Back in stride with the Western Carolina Hunter Pace Series
Fall hunter paces are a popular social event for area riders. Starting in September, the series continues through the end of May, with the end of year awards ceremony in June.
Hunter paces originally begin as a friendly competition ridden over hunting country at “a fair hunting pace” (the pace the hounds would typically travel during a hunt). With so many trail riding enthusiasts and other riders who do not foxhunt in the area, the Western Carolina Hunter Pace Series (WCH Pace Series) decided to open a division to include all riders.
Started in the late 1980s the WCH Pace Series is possibly one of the largest in the country. According to WCH Pace Series Organizer Jan Smith, the Tryon Hounds, the Green Creek Hounds and the Greenville County Hounds originally hosted the events. Organizations such as the River Valley Pony Club and FENCE soon became involved.
Smith said the hunter paces are a wonderful way for horse people to socialize in a friendly setting and be able to ride trails that are not generally open to the public. Most events include lunch and often a “stirrup cup” (a refreshment, usually including a beverage) during the mid-way checkpoint.

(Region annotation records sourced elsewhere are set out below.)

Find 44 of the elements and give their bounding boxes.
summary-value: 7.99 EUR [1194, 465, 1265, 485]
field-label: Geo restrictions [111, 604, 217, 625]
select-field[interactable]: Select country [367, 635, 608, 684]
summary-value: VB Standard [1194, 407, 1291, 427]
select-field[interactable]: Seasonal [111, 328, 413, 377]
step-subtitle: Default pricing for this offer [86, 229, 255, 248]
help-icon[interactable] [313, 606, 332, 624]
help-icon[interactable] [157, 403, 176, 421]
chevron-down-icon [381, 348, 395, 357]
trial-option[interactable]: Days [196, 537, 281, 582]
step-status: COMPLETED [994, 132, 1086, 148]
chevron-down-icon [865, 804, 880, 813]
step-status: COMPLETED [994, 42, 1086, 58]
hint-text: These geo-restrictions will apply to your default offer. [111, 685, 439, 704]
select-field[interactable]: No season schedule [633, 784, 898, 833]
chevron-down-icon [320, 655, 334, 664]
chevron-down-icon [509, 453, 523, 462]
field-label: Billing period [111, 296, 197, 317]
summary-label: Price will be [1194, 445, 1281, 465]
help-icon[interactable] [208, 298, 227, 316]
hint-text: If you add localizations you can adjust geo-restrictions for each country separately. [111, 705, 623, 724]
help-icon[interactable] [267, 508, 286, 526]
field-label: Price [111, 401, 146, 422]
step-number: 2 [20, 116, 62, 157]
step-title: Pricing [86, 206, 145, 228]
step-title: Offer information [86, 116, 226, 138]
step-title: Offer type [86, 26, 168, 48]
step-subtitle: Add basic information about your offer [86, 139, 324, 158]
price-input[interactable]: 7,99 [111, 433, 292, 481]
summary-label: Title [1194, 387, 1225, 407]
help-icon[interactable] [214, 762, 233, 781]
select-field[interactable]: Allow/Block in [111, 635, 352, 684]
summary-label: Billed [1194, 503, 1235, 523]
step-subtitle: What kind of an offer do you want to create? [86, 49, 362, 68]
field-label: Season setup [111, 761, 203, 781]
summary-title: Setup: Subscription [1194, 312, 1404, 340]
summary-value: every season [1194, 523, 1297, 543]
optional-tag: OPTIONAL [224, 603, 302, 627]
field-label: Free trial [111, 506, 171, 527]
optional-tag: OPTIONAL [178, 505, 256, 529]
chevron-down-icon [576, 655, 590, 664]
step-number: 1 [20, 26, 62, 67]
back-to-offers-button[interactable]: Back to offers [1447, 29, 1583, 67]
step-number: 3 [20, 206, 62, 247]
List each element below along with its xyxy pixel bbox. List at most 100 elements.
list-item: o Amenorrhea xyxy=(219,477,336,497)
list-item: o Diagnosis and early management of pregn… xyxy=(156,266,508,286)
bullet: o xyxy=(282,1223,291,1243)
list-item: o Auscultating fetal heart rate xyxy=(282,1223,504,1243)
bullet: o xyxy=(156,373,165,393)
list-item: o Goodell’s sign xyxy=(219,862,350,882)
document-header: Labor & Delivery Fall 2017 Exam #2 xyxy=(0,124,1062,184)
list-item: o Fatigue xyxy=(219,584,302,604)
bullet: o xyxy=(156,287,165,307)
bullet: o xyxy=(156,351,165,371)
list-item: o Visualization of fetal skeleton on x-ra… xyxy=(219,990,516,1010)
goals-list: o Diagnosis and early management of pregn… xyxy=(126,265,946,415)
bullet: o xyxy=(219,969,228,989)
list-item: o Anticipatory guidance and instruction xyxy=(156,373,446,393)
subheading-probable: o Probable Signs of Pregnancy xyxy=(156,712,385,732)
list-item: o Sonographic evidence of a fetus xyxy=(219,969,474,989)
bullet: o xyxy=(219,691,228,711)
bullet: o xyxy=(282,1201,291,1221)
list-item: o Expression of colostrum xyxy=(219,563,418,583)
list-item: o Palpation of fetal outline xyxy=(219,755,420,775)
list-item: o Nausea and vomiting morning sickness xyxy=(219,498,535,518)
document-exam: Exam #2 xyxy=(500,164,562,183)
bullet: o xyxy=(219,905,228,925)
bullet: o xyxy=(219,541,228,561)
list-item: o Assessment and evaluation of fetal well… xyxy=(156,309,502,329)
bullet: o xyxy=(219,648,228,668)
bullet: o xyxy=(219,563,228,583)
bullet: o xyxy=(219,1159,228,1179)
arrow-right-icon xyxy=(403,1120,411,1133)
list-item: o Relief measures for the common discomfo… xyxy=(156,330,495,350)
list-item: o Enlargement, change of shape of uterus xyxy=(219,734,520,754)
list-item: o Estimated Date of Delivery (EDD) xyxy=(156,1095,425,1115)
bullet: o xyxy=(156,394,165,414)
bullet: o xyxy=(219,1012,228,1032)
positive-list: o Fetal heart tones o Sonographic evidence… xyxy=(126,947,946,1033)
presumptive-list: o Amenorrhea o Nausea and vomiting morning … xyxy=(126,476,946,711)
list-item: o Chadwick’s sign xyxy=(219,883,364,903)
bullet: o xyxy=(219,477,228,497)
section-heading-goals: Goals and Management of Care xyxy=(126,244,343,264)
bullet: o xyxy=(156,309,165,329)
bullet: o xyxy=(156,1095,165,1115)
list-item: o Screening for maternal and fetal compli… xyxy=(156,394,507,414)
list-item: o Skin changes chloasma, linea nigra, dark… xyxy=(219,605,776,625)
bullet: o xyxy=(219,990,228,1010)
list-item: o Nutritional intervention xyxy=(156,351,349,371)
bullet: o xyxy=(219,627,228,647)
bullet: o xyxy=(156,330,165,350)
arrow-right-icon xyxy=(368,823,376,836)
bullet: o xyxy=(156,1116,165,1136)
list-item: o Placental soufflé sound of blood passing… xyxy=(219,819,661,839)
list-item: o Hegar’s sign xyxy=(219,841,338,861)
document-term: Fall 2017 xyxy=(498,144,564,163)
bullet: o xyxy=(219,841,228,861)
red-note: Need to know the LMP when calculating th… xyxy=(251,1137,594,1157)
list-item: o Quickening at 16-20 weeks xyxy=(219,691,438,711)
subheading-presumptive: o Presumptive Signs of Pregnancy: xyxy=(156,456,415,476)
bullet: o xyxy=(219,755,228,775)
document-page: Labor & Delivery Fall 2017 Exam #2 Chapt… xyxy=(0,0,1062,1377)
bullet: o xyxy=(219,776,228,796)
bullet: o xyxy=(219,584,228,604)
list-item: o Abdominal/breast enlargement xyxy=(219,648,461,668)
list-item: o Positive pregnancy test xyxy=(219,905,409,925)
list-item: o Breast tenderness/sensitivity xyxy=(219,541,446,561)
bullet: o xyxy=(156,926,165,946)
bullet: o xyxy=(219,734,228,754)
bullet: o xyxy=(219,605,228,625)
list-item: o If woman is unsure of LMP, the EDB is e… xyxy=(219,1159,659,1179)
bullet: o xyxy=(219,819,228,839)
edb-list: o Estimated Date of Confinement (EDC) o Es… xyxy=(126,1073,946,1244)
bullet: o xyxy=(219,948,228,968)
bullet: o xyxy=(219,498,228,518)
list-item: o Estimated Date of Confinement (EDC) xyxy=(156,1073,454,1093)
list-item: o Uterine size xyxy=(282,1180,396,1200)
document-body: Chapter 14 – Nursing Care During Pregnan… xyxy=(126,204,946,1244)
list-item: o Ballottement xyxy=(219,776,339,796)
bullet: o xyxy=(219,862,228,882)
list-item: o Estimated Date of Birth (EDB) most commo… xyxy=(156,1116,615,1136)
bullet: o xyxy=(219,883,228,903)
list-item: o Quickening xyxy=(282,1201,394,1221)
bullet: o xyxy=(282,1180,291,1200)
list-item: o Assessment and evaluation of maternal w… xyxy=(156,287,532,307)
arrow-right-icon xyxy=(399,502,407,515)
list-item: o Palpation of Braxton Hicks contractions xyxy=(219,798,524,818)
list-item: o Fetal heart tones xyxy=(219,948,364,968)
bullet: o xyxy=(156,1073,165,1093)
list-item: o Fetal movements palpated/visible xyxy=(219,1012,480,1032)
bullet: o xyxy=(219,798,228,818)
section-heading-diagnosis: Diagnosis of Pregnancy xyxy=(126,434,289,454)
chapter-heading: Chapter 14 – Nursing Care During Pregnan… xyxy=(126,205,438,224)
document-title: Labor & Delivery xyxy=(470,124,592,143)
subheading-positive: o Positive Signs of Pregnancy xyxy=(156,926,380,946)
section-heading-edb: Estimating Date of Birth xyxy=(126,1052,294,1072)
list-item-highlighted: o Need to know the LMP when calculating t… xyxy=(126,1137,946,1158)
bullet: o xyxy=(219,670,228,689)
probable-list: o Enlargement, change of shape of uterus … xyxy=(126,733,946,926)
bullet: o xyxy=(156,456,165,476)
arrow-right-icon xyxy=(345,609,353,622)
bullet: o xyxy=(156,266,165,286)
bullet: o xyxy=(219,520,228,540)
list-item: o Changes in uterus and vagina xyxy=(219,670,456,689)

The hunter paces last about 6 to 12 miles and include optional jumps. The Field Hunter division is typically for the more serious hunters who prefer to ride at a hunting pace. Many experienced foxhunters use this as an opportunity to school a green horse or rider.
Smith explained that the Trail Rider division came from the hunting term “Hill Toppers” (riders in the hunt field who choose to ride at a slower pace and not jump). The Trail Rider division appeals to those who are not as interested in traditional foxhunting and ride for an average, rather than optimal, time.
The Tryon Hounds sponsors a WCH Pace in the early part of October. “You will see people in more traditional hunting attire for the Tryon event,” said Smith who explained that the attire for most of the events was fairly casual as long as it was safe. “They also sponsor an appointments (turn out of horse and rider in traditional hunting attire) contest.”
Smith added that the Tryon Hounds also offers a “wings” division, which is a fastest time over the course. “Those riders are asked to ride early in the morning to ensure the safety of the other riders,” she explained.
According to Smith, safety is an important factor for all their events. “We ask that riders be courteous and not get caught up in the competition and come barreling past other riders,” she said. “We ask everyone to remember we have green riders and green horses out there.”
WCH Pace Series also encourages all riders to wear approved helmets and requires helmets to be worn when jumping.
The hunter paces are open to all sorts of equines, including mules and donkeys. “I even saw a mother mounted on a small horse, possibly an Icelandic, leading her daughter on a mini,” she said.
Since fun is a high priority for the events, the Green Creek Hounds traditionally sponsor the Halloween hunter pace each year. Smith said riders show up in crazy costumes such as poodle skirts with the horses dressed as poodles, a horse painted to look like a Clemson Tiger and one black horse painted as a skeleton. Green Creek typically decorates the course with graveyards on the side or ghosts hanging from trees.
The cost to participate for a horse and rider ranges from $35 to $40 with many events donating proceeds to charities such as therapy and handicap riding programs, the Southeastern Children’s home or the Foothills Humane society. All events donate a portion to Polk Equine Emergency Rescue and all monies left over after end of the year expenses go to charities.
“We’re trying to organize an event to raise money for the horse farms that were damaged by Hurricane Irma,” Smith said.